As reported previously by Jeweller, the Federal Court originally found that Zamel’s had misrepresented the savings consumers would make from purchasing jewellery items.

At the time that the ACCC brought the action against Zamel’s, there were between 93 and 101 stores, and the 44 jewellery items in question, which included lockets and pendants, were included in one or more Zamel’s catalogues and one advertising brochure distributed nationally, instore and on its website between November 2008 and May 2010.

Justice Katzmann of the Full Federal Court noted, “The representations were plainly intended to make the reader think that he or she would receive not just a discount, but a particular discount in the price of the marked goods. The clear invitation was for the consumer to subtract the ‘now’ price from the ‘was’ price or the ‘sale’ price from the ‘strikethrough’ price as the case may be.”

ACCC chairman, Rod Sims
ACCC chairman, Rod Sims
ACCC chairman Rod Sims said, “The ACCC welcomes this decision as it provides further guidance on the application of the law in the context of two price advertising. 

"The Full Federal Court has confirmed that Zamel’s, a significant player in jewellery retailing, took advantage of consumers and misled them about the level of savings they would achieve by purchasing items during catalogue sales.”

When the original penalty was announced in January, Sims told Jeweller that the Zamel’s case was important because the promotion it ran was systematic and widespread.

“Zamel’s distributed 3.4 million catalogues to homes, they published other catalogues and flyers and it occurred between 2008 and 2010, so it was widespread and went on for some time.

“And, of course, Zamel’s is a large company with around 100 stores, so we were concerned that it was quite detrimental to consumers and they might be enticed to buy something they might otherwise wouldn’t have bought without shopping around because they thought they were getting such a good deal,” Sims said.

At the time of the offences (2008-2010), Zamel’s was owned by The Jewellery Group as part of the private equity firm Quadrant, however; the national jewellery chain was subsequently sold in November 2011 to M Suresh Group, a Mumbai-based jewellery manufacturer.

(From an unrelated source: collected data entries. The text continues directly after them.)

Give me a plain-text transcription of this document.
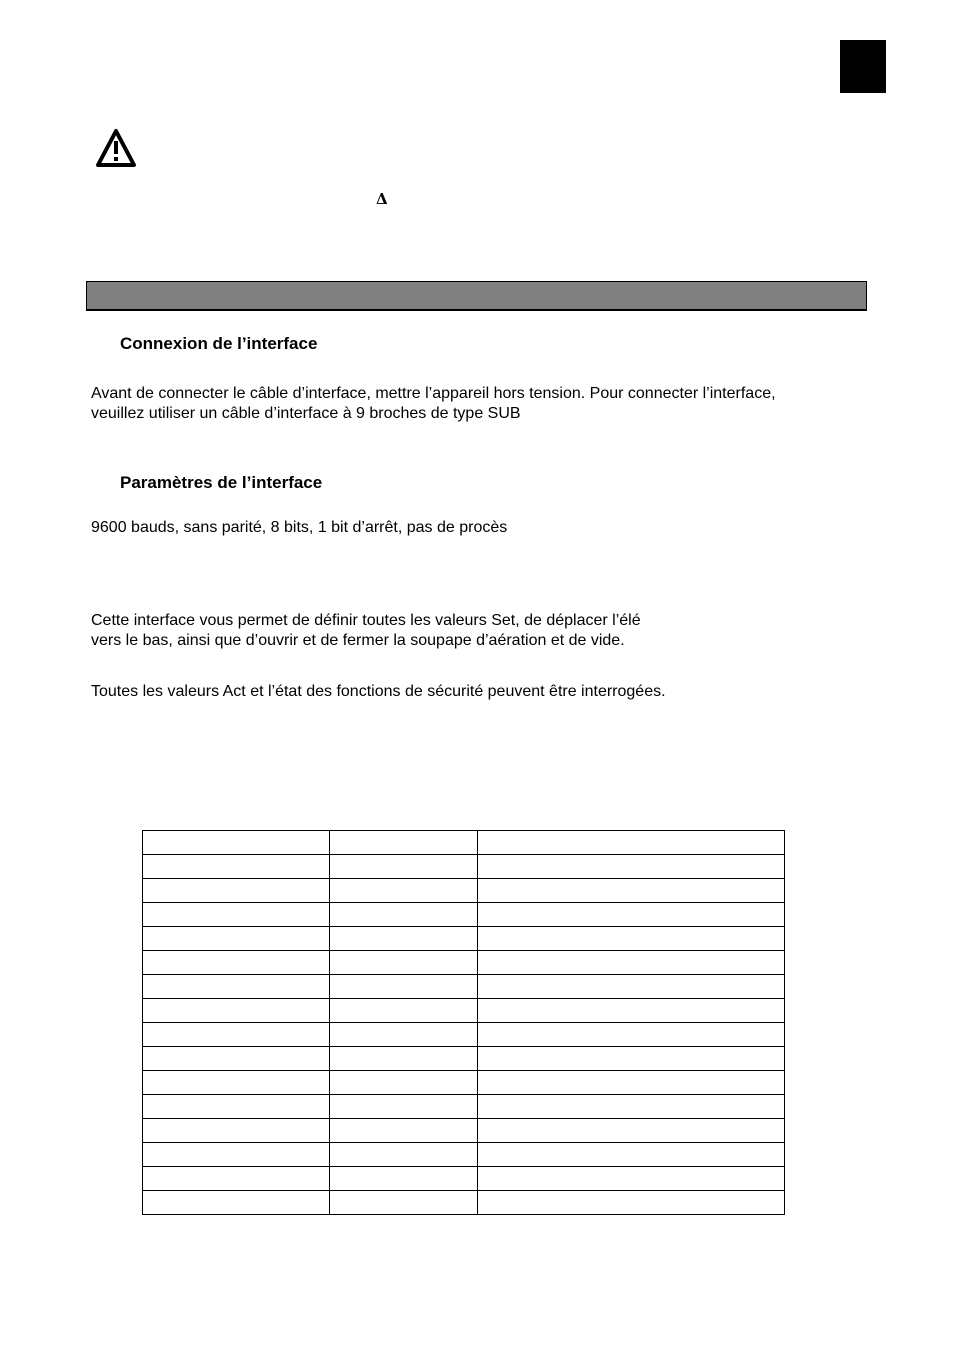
Δ
Connexion de l’interface
Avant de connecter le câble d’interface, mettre l’appareil hors tension. Pour connecter l’interface,
veuillez utiliser un câble d’interface à 9 broches de type SUB
Paramètres de l’interface
9600 bauds, sans parité, 8 bits, 1 bit d’arrêt, pas de procès
Cette interface vous permet de définir toutes les valeurs Set, de déplacer l’élé
vers le bas, ainsi que d’ouvrir et de fermer la soupape d’aération et de vide.
Toutes les valeurs Act et l’état des fonctions de sécurité peuvent être interrogées.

It's unclear whether the latest decision affects M Suresh, which claims to be one of the world’s leading manufacturers, importer and exporter of cut and polished diamonds, given that the offences occurred before it acquired Zamel's. However it's believed that the purchase involved acquiring the shares in the company (The Jewellery Group) and if correct, M Suresh would have funded the appeal. 

Second time around

It’s not the first time Zamel’s has been caught misleading the public with false advertising, although the previous judgement was brought against the original owners, the Zamel family, before the retail group was sold the first time to The Jewellery Group/Quadrant.

An investigation by the ACCC led to the Commonwealth Director of Public Prosecutions laying charges against Zamel’s in December 2006 and the business was eventually fined $380,000 in 2009.

At that time, the Federal Court in Adelaide found Zamel’s (Ascot Four Pty Ltd) had falsely represented that the purchase of each of the 11 items during a sale period would have resulted in a saving of the difference between the sale price and the strike through price. This was in breach of section 75AZC(1)(g) of the Trade Practices Act 1974, which prohibits false or misleading representations being made in relation to the price of goods.